Carlos: Combatente contra o Império

Combatente da liberdade ou terrorista? Às vezes, a linha divisória é concretamente tênue. Ilich Ramirez Sanchez, mais conhecido como “Carlos” foi um líder da resistência palestina e agente de inteligência e contrainteligência a serviço de Gaddafi, de Hafez Al-Assad, de Saddam Hussein e de vários outros governos anti-imperialistas. Hoje, ele cumpre pena perpétua na França. Mas foi recentemente entrevistado e deu sua opinião sobre o cenário geopolítico atual.

Ilich Ramirez Sanchez, você foi condenado a prisão perpétua, mas muitos prisioneiros neste caso são libertados após 20 anos. Você tem algum motivo para esperar uma remissão de sua sentença?

Três chefes de Estado até hoje fizeram pedidos pela minha libertação, cada um duas vezes: Presidente Maduro, Presidente Putin, e Presidente Erdoğan. Meus advogados vêm pedindo minha libertação incondicional há muito tempo, eu tenho pedido primeiro minha transferência para um presídio em meu país, a Venezuela.

Desde a publicação pela Kontre Kulture do livro em que você se expressa longamente, Carlos, um combatente contra o Império (2017), o mundo entrou em uma nova era de grande instabilidade.
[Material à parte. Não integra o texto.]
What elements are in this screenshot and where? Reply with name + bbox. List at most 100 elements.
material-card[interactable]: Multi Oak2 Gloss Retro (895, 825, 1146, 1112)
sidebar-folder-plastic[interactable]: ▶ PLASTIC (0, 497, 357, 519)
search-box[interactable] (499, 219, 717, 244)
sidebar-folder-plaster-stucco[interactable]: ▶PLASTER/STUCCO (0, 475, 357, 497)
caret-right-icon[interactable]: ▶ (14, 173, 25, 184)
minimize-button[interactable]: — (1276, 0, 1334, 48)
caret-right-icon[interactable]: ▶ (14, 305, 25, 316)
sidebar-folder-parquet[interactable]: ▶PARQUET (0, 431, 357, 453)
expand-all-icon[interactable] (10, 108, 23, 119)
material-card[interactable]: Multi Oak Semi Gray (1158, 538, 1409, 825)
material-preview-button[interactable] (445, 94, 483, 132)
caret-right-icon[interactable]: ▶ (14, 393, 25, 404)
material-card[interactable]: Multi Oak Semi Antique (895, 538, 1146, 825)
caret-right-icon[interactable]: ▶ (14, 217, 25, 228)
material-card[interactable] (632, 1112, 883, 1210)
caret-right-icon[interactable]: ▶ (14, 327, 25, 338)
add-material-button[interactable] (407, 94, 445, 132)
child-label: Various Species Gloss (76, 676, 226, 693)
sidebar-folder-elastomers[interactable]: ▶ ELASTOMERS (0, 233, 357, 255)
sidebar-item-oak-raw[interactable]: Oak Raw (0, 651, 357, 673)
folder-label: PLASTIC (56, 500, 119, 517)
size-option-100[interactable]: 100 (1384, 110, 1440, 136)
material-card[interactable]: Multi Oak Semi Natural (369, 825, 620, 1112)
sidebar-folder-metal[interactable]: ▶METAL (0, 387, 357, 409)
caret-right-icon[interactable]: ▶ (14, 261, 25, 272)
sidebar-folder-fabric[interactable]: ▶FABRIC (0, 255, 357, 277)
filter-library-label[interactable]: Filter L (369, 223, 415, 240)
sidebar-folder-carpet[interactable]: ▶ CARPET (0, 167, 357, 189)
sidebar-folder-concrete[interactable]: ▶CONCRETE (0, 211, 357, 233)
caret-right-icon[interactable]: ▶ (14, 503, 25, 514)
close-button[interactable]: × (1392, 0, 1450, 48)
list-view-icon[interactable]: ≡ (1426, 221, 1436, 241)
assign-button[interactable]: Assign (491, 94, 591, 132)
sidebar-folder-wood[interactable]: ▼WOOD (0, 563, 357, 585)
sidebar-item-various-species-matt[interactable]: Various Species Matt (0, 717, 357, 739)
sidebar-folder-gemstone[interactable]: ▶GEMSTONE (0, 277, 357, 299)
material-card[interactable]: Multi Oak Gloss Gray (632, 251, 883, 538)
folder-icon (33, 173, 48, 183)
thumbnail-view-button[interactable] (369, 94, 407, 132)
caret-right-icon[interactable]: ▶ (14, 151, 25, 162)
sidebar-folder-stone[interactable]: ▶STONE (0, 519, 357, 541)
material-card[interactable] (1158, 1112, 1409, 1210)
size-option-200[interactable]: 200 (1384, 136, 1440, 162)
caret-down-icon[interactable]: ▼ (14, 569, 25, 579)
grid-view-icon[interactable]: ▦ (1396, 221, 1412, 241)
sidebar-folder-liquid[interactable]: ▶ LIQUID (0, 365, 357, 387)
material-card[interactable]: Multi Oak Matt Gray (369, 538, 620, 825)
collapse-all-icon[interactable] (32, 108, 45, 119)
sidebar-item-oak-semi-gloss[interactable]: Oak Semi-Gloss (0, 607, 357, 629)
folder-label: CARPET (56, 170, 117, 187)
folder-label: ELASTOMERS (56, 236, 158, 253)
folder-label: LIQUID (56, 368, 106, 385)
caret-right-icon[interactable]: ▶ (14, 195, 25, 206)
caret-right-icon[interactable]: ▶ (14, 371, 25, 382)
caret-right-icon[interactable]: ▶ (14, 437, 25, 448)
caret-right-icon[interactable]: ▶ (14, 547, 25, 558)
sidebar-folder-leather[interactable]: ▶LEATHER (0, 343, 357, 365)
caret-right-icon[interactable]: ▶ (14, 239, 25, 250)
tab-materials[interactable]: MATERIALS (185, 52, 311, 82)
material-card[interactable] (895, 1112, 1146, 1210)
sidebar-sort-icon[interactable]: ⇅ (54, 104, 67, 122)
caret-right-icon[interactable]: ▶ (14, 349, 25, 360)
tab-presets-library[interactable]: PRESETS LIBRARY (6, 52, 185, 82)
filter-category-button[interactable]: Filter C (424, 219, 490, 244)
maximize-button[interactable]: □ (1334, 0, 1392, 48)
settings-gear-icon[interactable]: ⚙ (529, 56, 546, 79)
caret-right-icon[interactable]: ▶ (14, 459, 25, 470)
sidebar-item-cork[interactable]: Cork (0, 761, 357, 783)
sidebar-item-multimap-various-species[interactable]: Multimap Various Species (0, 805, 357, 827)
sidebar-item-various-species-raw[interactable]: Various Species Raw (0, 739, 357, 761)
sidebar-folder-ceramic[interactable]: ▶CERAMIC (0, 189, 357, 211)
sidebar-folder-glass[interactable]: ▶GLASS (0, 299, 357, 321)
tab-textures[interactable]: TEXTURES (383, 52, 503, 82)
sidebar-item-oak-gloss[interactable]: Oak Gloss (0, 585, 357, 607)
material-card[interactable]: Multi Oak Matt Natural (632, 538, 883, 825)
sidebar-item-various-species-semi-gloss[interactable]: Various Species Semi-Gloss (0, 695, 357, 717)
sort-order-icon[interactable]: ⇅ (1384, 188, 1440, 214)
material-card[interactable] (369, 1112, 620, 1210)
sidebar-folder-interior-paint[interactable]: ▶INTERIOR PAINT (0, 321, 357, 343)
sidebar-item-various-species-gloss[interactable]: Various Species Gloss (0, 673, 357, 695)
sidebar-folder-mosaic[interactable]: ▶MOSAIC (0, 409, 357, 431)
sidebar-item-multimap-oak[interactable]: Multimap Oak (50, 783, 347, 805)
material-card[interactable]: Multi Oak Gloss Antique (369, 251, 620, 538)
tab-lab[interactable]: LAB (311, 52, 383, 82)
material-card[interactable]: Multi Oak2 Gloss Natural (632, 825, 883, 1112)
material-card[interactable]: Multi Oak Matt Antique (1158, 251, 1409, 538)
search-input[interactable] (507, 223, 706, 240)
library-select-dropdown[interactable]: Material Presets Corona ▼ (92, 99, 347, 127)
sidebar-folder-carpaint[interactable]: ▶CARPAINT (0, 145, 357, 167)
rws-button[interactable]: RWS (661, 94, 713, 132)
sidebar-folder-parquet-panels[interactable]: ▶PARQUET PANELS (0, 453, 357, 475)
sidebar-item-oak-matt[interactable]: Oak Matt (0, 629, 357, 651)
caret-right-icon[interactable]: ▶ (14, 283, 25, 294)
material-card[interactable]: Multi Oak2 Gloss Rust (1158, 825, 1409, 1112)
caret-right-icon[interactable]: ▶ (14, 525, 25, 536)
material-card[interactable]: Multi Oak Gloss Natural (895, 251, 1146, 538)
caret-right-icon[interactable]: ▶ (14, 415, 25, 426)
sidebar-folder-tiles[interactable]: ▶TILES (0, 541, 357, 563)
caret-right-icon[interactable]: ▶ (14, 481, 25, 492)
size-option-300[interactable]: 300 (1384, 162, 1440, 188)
O que você acha da intervenção russa na Ucrânia?

Como comunista e stalinista, concordo 100% com a análise do Presidente Putin. Ele está certo em todos os aspectos; ele está dizendo as coisas certas, especialmente sobre a decadência do Ocidente, e a Ucrânia inevitavelmente cairá. A única coisa que eu critico é que ele não lidou com os ucronazis em um mês, o que ele poderia ter feito com uma mobilização de forças mais esmagadora.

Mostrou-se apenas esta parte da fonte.